Resnik attempted to slow the conversation, warning that her comments could be interpreted as encouraging violence. Mayes refused to back down.

“Well, but it’s the facts,” Mayes said.

She followed that by acknowledging the obvious contradiction.

“You’re not allowed to shoot peace officers,” she continued. “But how do you know they’re a peace officer?”

Despite insisting she was not giving people a “license” to kill agents, Mayes repeatedly floated a legal defense for someone who might do exactly that.

“It becomes, did they reasonably know that they were a peace officer? You know?”

Later in the interview, Mayes tried to personalize the argument by claiming gun ownership herself.

“By the way, I’m a gun owner,” she said, adding that she would shoot someone approaching her if she could not tell “whether they’re a police officer.”

She doubled down again, blaming federal authorities for what she called a volatile situation.

“Well, but it’s the facts. It’s the fact that we have a Stand Your Ground law, and we have, in other states, uniformed, masked people, who can’t be identified as police officers. That is a problem.”

Mayes went on to say the situation has “all the makings for you know, shoot out at the O.K. Corral all over again,” a comment critics say casually normalizes deadly encounters between citizens and law enforcement.

Throughout the interview, Mayes leaned heavily on familiar left wing rhetoric, accusing ICE of “thuggish, brutish behavior.” She also introduced a new claim that federal agents are targeting tribal members in Arizona, asserting that a Navajo man was detained “because of the color of his skin.”

The conversation then veered into election politics. Mayes warned of federal interference ahead of the 2026 midterms and suggested her office would physically block any attempt to seize election equipment.

“We will do everything that physically that we can do to prevent them from seizing anything,” she said.
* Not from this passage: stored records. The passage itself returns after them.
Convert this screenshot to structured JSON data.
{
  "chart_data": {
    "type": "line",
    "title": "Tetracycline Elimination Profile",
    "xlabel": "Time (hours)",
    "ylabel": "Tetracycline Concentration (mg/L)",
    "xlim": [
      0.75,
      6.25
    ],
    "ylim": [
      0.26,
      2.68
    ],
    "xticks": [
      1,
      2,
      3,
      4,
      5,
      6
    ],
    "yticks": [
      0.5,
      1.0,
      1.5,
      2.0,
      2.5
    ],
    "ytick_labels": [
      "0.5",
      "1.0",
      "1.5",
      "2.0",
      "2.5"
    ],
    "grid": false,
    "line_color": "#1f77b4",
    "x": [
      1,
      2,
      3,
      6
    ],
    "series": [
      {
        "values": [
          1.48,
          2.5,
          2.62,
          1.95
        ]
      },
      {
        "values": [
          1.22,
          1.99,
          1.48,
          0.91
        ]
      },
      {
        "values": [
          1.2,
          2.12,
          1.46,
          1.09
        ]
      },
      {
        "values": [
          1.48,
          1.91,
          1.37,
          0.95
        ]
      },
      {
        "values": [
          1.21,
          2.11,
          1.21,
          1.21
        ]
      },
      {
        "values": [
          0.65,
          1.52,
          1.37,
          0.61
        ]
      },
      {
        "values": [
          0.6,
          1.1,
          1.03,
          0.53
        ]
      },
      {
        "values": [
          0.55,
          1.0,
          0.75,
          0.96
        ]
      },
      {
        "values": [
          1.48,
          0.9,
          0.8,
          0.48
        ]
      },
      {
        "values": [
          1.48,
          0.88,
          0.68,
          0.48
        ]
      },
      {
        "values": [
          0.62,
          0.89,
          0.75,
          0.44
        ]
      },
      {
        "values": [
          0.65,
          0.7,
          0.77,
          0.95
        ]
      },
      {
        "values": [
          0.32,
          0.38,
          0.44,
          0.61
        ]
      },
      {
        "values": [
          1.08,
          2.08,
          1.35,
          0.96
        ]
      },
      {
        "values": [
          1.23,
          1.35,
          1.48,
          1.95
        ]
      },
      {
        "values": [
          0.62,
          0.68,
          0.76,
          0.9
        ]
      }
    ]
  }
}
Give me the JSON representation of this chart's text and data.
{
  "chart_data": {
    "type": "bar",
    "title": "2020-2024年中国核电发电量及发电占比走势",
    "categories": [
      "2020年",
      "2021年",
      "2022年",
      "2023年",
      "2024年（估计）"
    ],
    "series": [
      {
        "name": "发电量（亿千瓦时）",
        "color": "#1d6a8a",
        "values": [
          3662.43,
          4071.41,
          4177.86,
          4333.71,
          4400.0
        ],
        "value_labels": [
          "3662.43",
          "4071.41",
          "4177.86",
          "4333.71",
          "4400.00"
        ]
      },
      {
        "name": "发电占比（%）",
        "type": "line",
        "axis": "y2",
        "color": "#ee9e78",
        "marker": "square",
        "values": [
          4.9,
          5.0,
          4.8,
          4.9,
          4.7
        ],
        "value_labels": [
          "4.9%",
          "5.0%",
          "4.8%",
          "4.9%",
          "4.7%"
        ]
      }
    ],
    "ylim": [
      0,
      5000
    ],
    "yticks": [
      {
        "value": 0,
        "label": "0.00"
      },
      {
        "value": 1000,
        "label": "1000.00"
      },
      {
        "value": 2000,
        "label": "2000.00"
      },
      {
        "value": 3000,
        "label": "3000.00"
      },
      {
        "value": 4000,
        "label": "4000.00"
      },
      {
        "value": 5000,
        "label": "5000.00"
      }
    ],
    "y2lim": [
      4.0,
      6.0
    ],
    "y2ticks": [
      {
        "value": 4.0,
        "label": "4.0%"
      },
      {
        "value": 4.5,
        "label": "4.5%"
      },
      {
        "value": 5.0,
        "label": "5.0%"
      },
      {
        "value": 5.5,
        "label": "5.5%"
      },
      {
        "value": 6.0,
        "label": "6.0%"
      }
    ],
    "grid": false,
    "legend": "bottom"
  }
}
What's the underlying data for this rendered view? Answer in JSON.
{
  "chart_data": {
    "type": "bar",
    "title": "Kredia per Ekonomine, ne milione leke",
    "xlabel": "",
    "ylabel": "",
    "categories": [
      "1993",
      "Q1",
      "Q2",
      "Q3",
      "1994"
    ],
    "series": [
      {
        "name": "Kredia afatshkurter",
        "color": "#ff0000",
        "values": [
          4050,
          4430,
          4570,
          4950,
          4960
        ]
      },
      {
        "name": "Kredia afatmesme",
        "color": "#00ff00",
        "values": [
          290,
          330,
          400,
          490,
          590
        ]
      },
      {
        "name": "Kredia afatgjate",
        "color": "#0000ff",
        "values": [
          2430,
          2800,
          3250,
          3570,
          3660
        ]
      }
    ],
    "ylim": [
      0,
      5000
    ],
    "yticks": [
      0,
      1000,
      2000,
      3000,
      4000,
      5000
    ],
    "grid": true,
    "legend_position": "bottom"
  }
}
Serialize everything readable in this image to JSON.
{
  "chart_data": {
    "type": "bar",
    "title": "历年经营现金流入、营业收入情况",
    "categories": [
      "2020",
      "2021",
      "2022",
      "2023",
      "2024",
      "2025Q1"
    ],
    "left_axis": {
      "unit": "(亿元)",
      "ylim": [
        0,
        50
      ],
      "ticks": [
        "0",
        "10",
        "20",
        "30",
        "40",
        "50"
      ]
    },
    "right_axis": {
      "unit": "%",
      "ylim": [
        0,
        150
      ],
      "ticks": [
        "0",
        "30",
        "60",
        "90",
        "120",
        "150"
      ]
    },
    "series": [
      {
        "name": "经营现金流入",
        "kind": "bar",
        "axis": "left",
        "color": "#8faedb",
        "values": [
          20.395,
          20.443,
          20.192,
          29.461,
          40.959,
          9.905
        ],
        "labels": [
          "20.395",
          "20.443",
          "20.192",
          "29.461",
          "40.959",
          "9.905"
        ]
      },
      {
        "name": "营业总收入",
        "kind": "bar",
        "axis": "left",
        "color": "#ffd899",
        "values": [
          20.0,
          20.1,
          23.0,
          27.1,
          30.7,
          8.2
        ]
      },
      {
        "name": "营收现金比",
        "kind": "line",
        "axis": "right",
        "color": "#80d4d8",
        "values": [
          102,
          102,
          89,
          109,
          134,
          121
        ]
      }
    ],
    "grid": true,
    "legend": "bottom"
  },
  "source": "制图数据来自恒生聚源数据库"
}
When pressed on what that meant, she doubled down.

“It means what it means. No one’s taking anything out of our election polling places.”

For critics, the interview painted a disturbing picture. Arizona’s Attorney General appeared to rationalize deadly force against federal agents, inflame tensions in a heavily armed state, and preview resistance to lawful federal authority. Conservatives argue that if any Republican official spoke this way about law enforcement, the media response would be swift and unforgiving.

Instead, Mayes walked away from the interview having normalized the idea that masked ICE agents could be met with bullets and blamed the federal government for whatever violence might follow.